Re: Yeah, OK, whatever

That’s great and i agree with a lot of your points, however, it is irrelevant and we are not discussing the woes of an individual targeted with this order.

The cloud, or companies, being crap, does not excuse governments and their courts from being crap.

Everything which may be abused (which is everything), will be abused. See? I told you so. Therefore you are all idiots. All your base nao morally belong to me, apparently.

Anonymous Coward says:

Re: Re: Re:

Not really. If Google is returning the contents of your emails, then the contents are copyrighted. But if it returns things like email date/sender/receiver or search history or a variety of other things, those aren’t copyrighted because they are simply a collection of facts, which aren’t (yet) copyright-able.

Anonymous Coward says:

law as written != law as intended

I think, just going by the rules as written (which determines what is legal), Google would neither be required nor allowed to serve up the data currently outside of the US. Of course warrants depend on their time of execution.

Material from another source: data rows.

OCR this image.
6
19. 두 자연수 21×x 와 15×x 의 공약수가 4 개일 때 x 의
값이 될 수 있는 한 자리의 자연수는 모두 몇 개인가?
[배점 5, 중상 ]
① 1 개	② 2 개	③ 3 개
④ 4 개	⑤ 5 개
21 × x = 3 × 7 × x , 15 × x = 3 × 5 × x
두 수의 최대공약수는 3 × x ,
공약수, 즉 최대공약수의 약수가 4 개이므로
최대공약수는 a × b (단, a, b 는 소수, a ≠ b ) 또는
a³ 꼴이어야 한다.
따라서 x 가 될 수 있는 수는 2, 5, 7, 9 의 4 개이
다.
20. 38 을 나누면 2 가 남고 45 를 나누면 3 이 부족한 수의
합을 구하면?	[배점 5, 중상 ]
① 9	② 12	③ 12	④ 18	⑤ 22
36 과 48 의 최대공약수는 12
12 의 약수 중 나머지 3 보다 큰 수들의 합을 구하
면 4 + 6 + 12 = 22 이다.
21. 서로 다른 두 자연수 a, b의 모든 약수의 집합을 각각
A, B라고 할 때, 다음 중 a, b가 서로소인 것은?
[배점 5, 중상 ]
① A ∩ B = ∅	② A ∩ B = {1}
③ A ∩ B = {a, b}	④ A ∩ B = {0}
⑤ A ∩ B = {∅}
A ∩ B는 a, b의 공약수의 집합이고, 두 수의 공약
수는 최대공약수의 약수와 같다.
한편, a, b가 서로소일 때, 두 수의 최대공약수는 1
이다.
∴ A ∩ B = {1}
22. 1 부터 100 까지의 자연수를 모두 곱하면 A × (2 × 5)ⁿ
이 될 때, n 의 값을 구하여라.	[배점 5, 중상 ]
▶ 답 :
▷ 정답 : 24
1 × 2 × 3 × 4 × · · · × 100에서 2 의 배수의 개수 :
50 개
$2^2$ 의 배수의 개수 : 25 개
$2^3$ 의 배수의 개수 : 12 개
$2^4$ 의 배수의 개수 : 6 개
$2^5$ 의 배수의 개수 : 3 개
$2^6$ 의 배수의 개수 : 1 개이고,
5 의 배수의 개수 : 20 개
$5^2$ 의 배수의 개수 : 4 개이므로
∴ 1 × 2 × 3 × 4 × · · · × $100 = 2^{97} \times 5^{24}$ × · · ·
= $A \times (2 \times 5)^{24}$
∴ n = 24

If I execute a search warrant on a physical property while someone has just departed with the eveidence, I won’t find anything. Just because it was once in that cupboard over there does not mean it will be forever, and a warrant for that cupboard will not extent to anything that has ever been or will ever be in that cupboard.

But the existing legislation written for a physical world often do not work very well in a modern digital context. Just as searching someones pocket contents in 1917 is very, very different from searching all digital devices carried in their pockets in 2017, other laws don’t translate well. You will need to update them.

You have an amorphous network of data that self-organizes, moves and copies according to current neeeds? It needs to be fair game for seizure from any government that has legal jurisdiction over part of that network. You want to obey several different legal privacy frameworks? Build different data networks, e.g. one North American, one European. As soon as the data moves automatically from one jurisdiction to another you need to submit it to both jurisdictions to avoid idiotic results as those described above, where any warrant is just a lucky grab for fragments to puzzle over, like a legalistic heartbleed exploit.

But such legal reforms need technically competent legislators, or competently advised legislators willing to *be* advised. Not to mention legislators without hidden agendas (like corruption, lobbying, thirst for power…). Since both are rare qualities, ever getting a majority having both those qualities seems unlikely.